LONDON — Uncorking the spirit of British socialism was the masterstroke that handed Jeremy Corbyn the Labour Party's top job but he now faces a much bigger challenge — convincing voters that an admirer of Karl Marx should be Britain's next prime minister.
Virtually unknown just months ago, the 66-year-old won the crown of Britain's second largest political party with 59.5 percent of the votes cast in an internal party vote.
A vegetarian who initially did not expect to win the contest, Corbyn has struck a chord with many Labour supporters by repudiating the pro-business consensus of former Labour leader Tony Blair and offered wealth taxes, nuclear disarmament and ambiguity about EU membership.
Image: Amnesty UK Front "Solidarity With Refugees" Demonstration
The new leader of the Labour Party Jeremy Corbyn addresses the Amnesty UK Front 'Solidarity With Refugees' demonstration on Sept. 12, 2015 in London. Jeff J Mitchell / Getty Images
The victory gives Corbyn a mandate to take the 115-year old party back to its socialist roots and throw out the political rulebook that says British elections can only be won with the support of the center ground.

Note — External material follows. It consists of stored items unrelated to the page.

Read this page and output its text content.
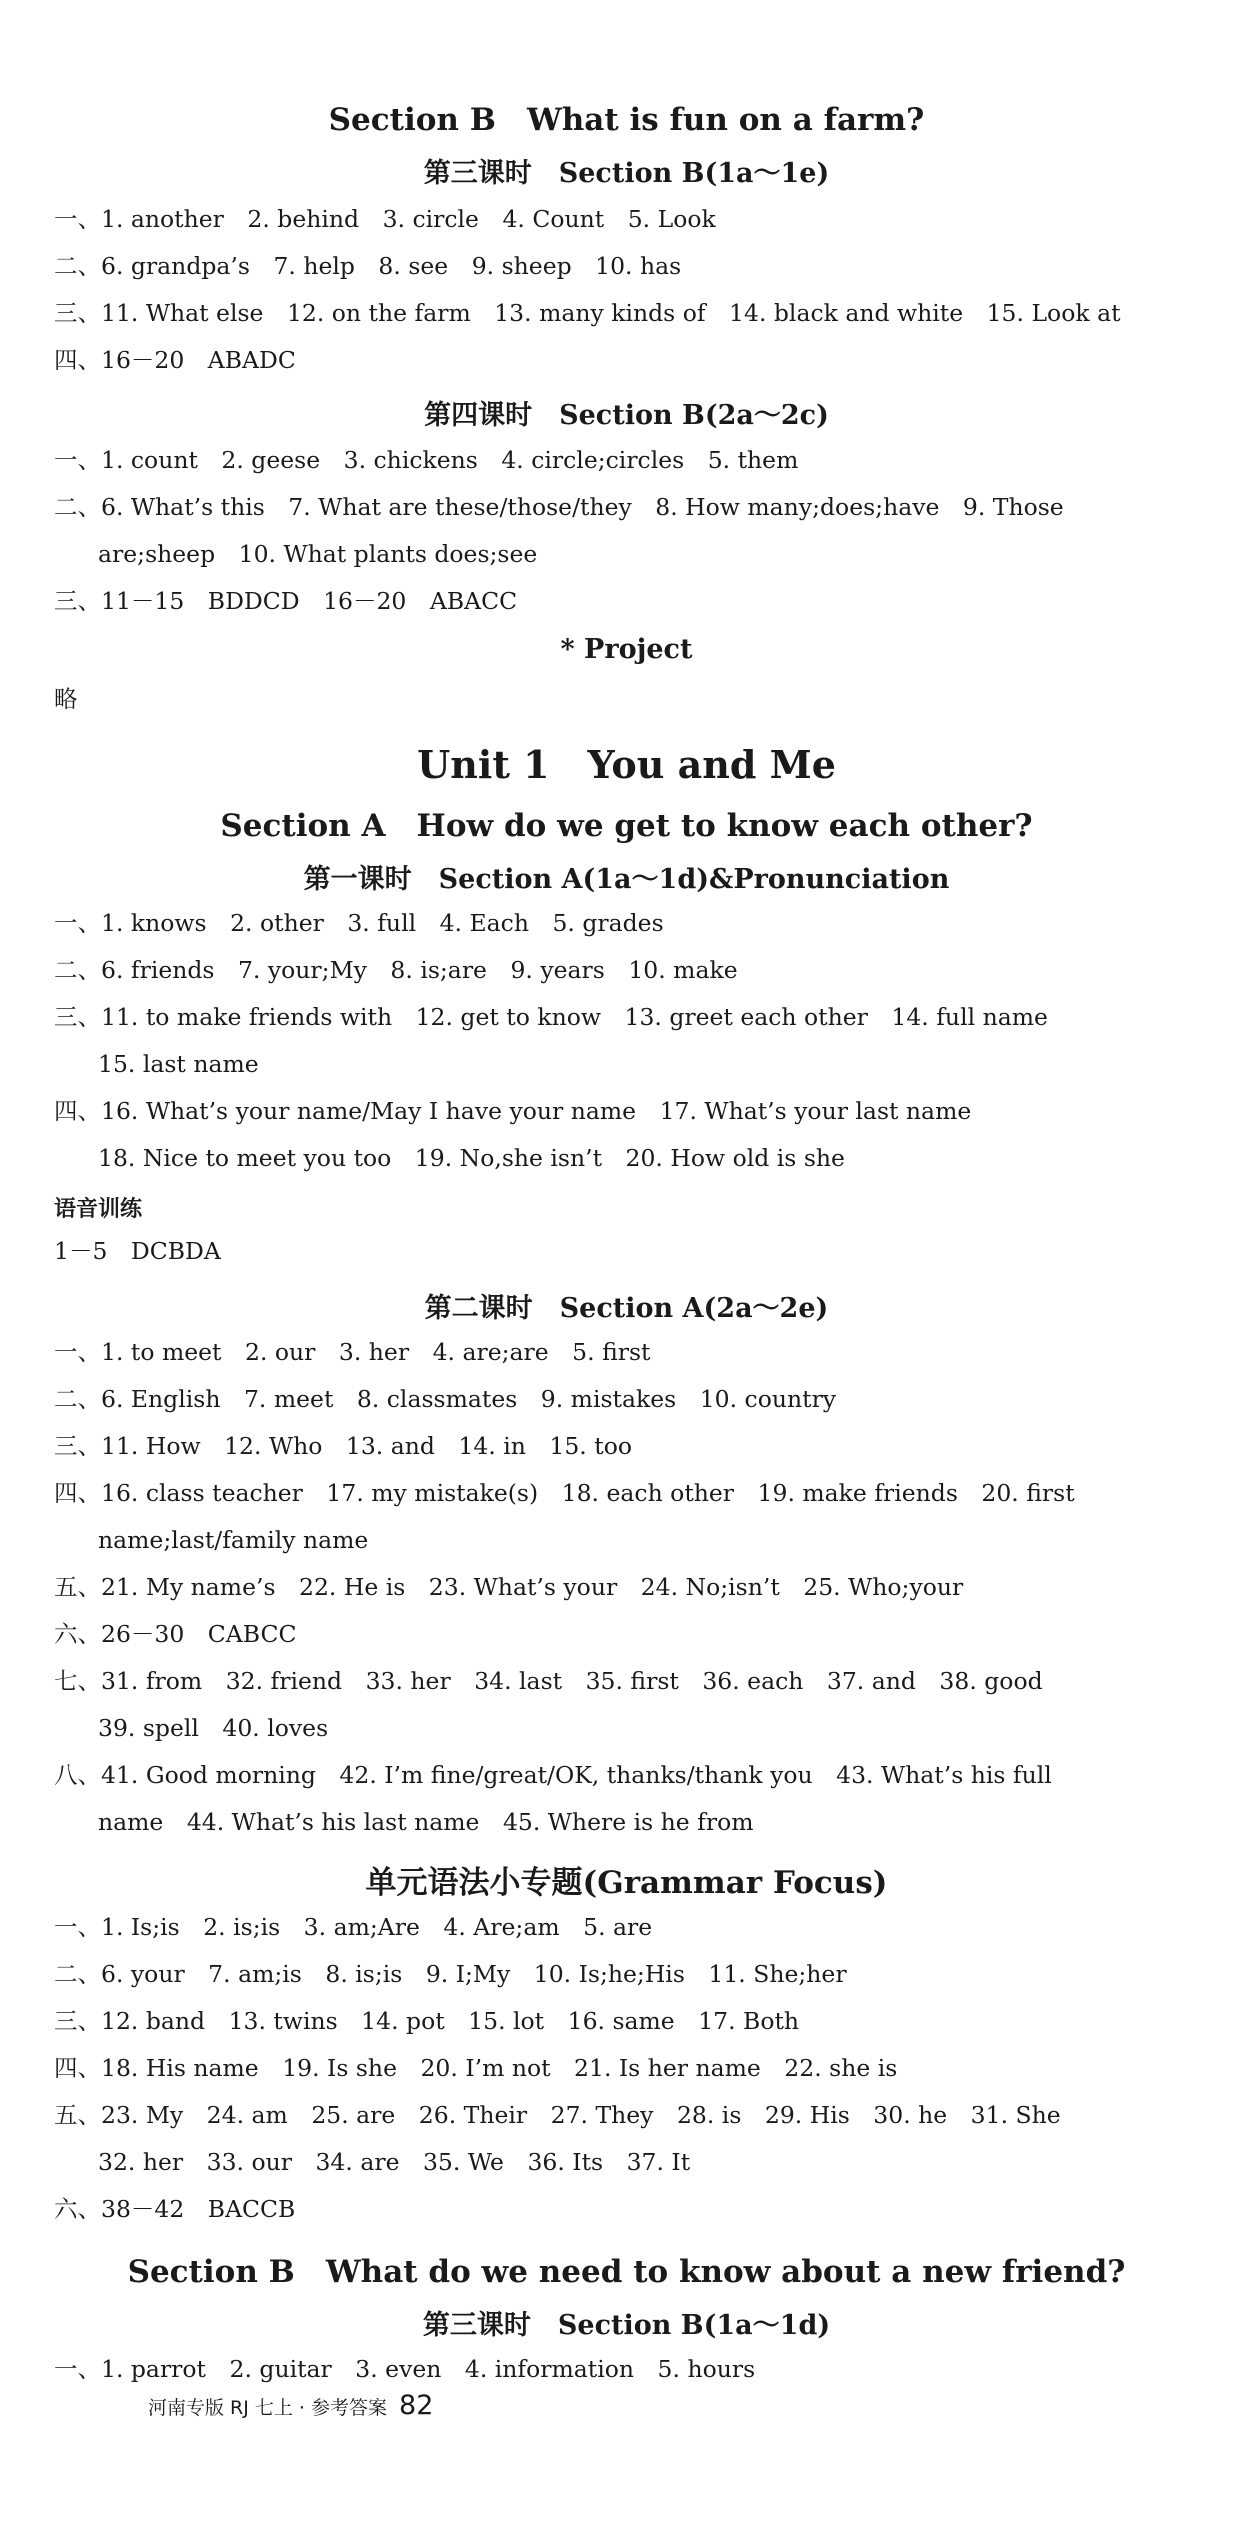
Section B　What is fun on a farm?
第三课时　Section B(1a～1e)
一、1. another　2. behind　3. circle　4. Count　5. Look
二、6. grandpa’s　7. help　8. see　9. sheep　10. has
三、11. What else　12. on the farm　13. many kinds of　14. black and white　15. Look at
四、16－20　ABADC
第四课时　Section B(2a～2c)
一、1. count　2. geese　3. chickens　4. circle;circles　5. them
二、6. What’s this　7. What are these/those/they　8. How many;does;have　9. Those
are;sheep　10. What plants does;see
三、11－15　BDDCD　16－20　ABACC
* Project
略
Unit 1　You and Me
Section A　How do we get to know each other?
第一课时　Section A(1a～1d)&Pronunciation
一、1. knows　2. other　3. full　4. Each　5. grades
二、6. friends　7. your;My　8. is;are　9. years　10. make
三、11. to make friends with　12. get to know　13. greet each other　14. full name
15. last name
四、16. What’s your name/May I have your name　17. What’s your last name
18. Nice to meet you too　19. No,she isn’t　20. How old is she
语音训练
1－5　DCBDA
第二课时　Section A(2a～2e)
一、1. to meet　2. our　3. her　4. are;are　5. first
二、6. English　7. meet　8. classmates　9. mistakes　10. country
三、11. How　12. Who　13. and　14. in　15. too
四、16. class teacher　17. my mistake(s)　18. each other　19. make friends　20. first
name;last/family name
五、21. My name’s　22. He is　23. What’s your　24. No;isn’t　25. Who;your
六、26－30　CABCC
七、31. from　32. friend　33. her　34. last　35. first　36. each　37. and　38. good
39. spell　40. loves
八、41. Good morning　42. I’m fine/great/OK, thanks/thank you　43. What’s his full
name　44. What’s his last name　45. Where is he from
单元语法小专题(Grammar Focus)
一、1. Is;is　2. is;is　3. am;Are　4. Are;am　5. are
二、6. your　7. am;is　8. is;is　9. I;My　10. Is;he;His　11. She;her
三、12. band　13. twins　14. pot　15. lot　16. same　17. Both
四、18. His name　19. Is she　20. I’m not　21. Is her name　22. she is
五、23. My　24. am　25. are　26. Their　27. They　28. is　29. His　30. he　31. She
32. her　33. our　34. are　35. We　36. Its　37. It
六、38－42　BACCB
Section B　What do we need to know about a new friend?
第三课时　Section B(1a～1d)
一、1. parrot　2. guitar　3. even　4. information　5. hours
河南专版 RJ 七上 · 参考答案 82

"We challenge the narrative that only the individual matters, and the collective is irrelevant," Corbyn said at his last campaign rally on Thursday, drawing cheers from a crowd crammed into every corner of a former church in north London.
"Instead we say the common good is the aspiration of all of us," said the anti-war campaigner, who is an admirer of "Communist Manifesto" author Karl Marx and Hugo Chavez, the late Venezuelan leader who delighted in berating the United States.
Often dressed in the style of a university lecturer — complete with several pens visible in his shirt pocket — Corbyn has promised to renationalize privately-owned industries, print money to fund large-scale infrastructure investment, and raise taxes on businesses and the rich.
He rarely uses the first person 'I' — a trait that advisers say reflects his desire to lead Labour without what he calls "top-down control-freakery" — code for the tight control exercised when Tony Blair was Labour leader from 1994-2007.
"Things can and they will change," Corbyn, said in a victory speech which began with criticism of the British media and ended with a vow to achieve justice for the poor and downtrodden.